Vick’s Picks for March

In "Happy Endings", director Don Roos uses social satire and a talented cast to play characters who are mostly incapable of telling the truth to themselves and others.

by Vick Silkenpen

Happy Endings: It appears we are now grappling to exist with an executive branch of government that seems incapable of telling the truth which results in fertile ground for political satire. In a similar sense, writer and director Don Roos uses social satire and a talented cast to play characters who are mostly incapable of telling the truth to themselves and others.

In one story line, Lisa Kudrow plays a woman who gave up her baby for adoption after having sex with her stepbrother. Later, she finds herself being blackmailed by a young filmmaker wannabe (Jesse Bradford) claiming to know how to find the now grown baby. Kudrow will only get the child’s name and location if he gets to make a documentary film of the reunion.

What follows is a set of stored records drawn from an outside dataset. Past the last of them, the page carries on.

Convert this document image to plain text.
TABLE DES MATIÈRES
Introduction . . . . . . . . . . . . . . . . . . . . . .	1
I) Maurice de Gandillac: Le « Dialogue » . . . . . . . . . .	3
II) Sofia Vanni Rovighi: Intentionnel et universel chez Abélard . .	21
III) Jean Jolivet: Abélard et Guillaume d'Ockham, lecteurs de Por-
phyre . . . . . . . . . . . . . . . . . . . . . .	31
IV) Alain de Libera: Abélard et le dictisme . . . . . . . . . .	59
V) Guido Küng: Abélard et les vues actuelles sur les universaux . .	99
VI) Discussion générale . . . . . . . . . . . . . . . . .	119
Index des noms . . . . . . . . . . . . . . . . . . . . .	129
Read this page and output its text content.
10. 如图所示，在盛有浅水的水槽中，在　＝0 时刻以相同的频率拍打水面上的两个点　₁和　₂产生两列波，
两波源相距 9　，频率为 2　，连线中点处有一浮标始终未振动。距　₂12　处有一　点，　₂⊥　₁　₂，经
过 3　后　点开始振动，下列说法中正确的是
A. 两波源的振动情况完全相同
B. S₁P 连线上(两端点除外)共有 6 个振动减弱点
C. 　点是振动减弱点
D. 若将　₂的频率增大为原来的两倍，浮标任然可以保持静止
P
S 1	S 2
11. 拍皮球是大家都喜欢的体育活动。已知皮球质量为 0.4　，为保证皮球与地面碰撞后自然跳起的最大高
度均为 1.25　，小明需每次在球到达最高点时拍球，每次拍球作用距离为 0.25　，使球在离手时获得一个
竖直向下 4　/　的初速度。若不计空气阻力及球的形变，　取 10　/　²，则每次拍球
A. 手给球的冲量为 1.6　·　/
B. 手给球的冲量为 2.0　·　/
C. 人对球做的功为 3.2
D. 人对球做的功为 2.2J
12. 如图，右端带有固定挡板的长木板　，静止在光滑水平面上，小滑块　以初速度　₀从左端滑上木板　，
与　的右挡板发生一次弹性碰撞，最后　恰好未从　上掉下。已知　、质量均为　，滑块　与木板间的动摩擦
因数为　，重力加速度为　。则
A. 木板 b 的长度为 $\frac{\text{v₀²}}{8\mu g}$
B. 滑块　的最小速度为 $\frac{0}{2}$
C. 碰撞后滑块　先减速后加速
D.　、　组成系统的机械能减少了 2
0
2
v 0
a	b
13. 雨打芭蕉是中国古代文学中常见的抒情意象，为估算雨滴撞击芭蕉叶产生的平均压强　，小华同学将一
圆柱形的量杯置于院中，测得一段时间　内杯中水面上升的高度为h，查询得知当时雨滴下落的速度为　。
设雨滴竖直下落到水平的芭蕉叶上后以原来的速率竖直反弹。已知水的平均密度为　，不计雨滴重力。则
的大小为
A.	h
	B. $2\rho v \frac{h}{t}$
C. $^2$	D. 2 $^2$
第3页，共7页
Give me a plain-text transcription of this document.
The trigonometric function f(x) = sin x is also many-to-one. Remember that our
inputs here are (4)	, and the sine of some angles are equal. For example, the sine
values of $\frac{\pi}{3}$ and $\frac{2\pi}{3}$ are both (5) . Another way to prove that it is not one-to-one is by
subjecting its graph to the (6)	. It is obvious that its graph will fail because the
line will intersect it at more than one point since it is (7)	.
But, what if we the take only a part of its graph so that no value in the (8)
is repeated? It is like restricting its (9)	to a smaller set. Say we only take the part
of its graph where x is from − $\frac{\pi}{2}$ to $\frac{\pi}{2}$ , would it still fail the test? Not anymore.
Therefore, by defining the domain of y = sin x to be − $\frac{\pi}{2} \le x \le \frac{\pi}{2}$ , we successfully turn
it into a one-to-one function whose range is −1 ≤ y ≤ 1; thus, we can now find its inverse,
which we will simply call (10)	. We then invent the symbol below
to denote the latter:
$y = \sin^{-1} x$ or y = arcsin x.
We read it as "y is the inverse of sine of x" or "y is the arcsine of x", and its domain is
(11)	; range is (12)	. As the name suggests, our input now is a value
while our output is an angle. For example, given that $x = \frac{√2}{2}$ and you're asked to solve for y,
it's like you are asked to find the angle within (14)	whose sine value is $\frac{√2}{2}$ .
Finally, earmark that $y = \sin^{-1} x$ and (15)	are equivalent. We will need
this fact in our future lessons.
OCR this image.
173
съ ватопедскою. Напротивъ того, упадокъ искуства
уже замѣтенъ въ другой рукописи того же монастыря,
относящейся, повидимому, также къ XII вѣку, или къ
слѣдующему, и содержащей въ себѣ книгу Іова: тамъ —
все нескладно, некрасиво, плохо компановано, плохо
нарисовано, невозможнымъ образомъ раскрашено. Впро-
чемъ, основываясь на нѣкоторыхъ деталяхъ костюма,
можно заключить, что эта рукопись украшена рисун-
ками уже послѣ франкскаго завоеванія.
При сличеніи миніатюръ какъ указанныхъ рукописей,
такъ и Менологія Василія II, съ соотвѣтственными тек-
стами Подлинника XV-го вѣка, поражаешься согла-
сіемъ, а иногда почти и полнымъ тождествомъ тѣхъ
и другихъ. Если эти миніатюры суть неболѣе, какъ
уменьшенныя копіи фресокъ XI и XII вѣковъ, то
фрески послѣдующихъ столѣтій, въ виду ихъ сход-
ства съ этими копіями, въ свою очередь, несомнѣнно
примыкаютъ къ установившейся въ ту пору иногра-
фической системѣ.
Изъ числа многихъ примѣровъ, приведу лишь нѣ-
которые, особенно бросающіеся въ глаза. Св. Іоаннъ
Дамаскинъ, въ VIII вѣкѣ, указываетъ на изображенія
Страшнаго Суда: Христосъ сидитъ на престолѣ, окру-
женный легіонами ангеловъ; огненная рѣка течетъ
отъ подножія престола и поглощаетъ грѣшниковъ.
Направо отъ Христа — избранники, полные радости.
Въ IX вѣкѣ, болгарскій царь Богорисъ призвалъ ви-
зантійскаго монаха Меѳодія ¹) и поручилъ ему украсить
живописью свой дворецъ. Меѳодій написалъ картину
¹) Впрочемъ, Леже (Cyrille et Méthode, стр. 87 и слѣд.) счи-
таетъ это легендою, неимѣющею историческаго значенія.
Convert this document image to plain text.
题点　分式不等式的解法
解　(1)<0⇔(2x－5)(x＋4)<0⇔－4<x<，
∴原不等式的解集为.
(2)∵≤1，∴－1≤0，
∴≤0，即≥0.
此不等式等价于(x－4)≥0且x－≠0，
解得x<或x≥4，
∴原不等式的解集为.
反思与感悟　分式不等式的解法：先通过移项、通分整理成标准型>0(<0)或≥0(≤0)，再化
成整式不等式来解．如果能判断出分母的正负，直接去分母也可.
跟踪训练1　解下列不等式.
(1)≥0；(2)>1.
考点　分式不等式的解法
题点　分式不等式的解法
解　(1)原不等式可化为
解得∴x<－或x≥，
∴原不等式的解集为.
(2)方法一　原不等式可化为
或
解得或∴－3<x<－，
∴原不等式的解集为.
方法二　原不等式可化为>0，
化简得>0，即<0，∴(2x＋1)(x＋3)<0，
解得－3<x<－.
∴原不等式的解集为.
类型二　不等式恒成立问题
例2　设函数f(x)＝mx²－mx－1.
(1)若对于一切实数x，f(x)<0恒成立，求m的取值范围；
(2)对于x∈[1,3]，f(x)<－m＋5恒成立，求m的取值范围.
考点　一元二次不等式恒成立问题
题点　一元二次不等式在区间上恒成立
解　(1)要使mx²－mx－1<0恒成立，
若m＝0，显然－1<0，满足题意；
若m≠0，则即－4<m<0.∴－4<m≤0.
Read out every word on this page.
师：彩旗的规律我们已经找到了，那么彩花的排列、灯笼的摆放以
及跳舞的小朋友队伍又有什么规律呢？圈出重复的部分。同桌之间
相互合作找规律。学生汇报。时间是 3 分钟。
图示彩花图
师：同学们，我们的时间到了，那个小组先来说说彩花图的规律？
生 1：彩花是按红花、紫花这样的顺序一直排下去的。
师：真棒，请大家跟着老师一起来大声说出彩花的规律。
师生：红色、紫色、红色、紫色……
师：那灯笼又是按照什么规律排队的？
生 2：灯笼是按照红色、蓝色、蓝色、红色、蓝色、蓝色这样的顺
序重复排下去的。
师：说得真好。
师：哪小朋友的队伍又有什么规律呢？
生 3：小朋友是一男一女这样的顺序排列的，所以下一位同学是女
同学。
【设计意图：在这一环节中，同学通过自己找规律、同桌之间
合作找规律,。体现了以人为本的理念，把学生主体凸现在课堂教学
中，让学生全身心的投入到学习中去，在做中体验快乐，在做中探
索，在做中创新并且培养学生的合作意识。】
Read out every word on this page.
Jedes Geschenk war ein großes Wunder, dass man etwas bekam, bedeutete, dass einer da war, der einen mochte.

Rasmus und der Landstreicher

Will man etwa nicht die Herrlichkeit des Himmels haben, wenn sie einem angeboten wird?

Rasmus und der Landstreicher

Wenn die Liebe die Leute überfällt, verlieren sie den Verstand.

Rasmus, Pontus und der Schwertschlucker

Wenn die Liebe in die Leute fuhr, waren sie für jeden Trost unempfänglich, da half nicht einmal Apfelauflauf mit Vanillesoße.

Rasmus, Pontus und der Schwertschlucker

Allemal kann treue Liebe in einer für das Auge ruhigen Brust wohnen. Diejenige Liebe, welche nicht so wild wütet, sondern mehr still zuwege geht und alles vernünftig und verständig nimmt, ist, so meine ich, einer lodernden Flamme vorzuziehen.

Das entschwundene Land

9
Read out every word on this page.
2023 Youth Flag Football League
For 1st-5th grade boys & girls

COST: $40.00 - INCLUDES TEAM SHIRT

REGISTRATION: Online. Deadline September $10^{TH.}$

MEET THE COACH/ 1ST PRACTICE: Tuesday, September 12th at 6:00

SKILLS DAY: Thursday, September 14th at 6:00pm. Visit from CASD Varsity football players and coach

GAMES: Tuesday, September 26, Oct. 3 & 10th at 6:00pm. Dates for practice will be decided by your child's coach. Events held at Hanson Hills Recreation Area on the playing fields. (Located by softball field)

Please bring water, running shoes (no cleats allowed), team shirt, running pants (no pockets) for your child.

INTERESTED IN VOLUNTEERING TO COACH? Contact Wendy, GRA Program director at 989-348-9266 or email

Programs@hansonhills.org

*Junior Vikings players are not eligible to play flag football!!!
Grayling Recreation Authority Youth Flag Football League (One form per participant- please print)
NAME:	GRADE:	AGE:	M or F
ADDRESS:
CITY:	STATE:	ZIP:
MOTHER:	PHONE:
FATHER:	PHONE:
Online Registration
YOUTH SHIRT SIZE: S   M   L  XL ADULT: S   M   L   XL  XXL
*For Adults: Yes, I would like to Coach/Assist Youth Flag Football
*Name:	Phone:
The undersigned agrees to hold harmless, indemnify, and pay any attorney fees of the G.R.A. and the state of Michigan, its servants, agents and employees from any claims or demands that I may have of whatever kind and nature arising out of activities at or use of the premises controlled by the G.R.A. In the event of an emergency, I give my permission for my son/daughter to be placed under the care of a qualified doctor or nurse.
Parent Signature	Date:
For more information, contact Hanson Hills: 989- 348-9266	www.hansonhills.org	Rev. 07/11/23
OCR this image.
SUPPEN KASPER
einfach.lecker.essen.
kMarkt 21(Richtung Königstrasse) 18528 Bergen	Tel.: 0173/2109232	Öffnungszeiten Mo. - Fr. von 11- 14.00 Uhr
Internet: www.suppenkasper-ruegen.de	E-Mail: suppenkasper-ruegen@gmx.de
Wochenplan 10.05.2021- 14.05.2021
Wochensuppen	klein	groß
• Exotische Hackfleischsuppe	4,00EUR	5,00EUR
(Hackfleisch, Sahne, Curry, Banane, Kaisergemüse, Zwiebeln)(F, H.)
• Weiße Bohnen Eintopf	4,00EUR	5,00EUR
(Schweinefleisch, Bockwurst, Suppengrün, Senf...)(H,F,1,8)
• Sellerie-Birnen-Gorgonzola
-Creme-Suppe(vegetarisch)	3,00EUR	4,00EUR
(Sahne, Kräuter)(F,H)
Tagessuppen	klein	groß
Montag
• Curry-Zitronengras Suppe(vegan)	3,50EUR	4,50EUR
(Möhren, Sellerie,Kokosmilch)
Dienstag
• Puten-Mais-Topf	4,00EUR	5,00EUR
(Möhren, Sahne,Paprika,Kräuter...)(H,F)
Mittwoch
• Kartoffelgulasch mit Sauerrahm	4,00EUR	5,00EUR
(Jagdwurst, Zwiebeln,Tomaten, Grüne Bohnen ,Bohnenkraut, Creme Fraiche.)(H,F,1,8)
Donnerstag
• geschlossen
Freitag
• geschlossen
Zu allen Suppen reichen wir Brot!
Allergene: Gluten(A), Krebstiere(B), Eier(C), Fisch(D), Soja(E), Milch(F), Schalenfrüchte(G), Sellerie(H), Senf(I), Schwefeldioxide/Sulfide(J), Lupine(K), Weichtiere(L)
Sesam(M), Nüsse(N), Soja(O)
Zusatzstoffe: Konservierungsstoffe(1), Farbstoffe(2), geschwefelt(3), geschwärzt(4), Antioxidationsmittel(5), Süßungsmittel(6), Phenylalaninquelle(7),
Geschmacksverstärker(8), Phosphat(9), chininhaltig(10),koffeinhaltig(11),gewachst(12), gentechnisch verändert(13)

She involves her massage therapist boyfriend, Javier (Bobby Cannavale), and quickly the documentary becomes about him leading a secret life as a sex worker for privileged white women.

Same film, another story line: A gay couple, Charley and Gil, befriend a lesbian couple with a small child whom Charley suspects is the offspring of Gil, even though the lesbians claim Gil's earlier sperm donation was a failure.

Finally, Maggie Gyllenhaal plays a young opportunist gold digger. She uses her new role as a lead singer in a band to sleep with the drummer who is trying to convince his rich father he is not gay. Maggie then maneuvers an affair with the father (Tom Arnold) and unexpectedly falls in love.

The great acting results in a quirky swarm of dysfunction and black comedy with a lot to say about the nature of truth.

Barry Jenkins' "Moonlight" won Best Picture at the Academy Awards.

Moonlight: Eventually, I had to see such an underdog indie film that was picking up so many nominations and awards.

Trying to describe the gamut of emotions Barry Jenkins takes us through will always leave some out, but he manages to overwhelmingly balance everything out whether it is violence with tenderness, heartbreak with resolution, struggles with tranquility or hardness with fragility.

It is far too flip to describe this story of a young man's struggle of identity as an urbanized version of Brokeback Mountain.

We watch three defining chapters (which could stand by themselves) in the life of Chiron, played astoundingly well by three different actors. In fact, even if we first notice the changes of any of the actors as the same characters as Chiron's three chapters unfold, the expressions and moods are handled so well that within several minutes the switches fade. While these three chapters support one another in allowing the protagonist to grapple with and eventually embrace his homosexuality, it artfully achieves a poetic grace and universalness while continuously edging with realism.

The entire experience gives us a lingering iridescent view that not only blurs our prejudices concerning racial, sexual and class distinctions but also justifies the title.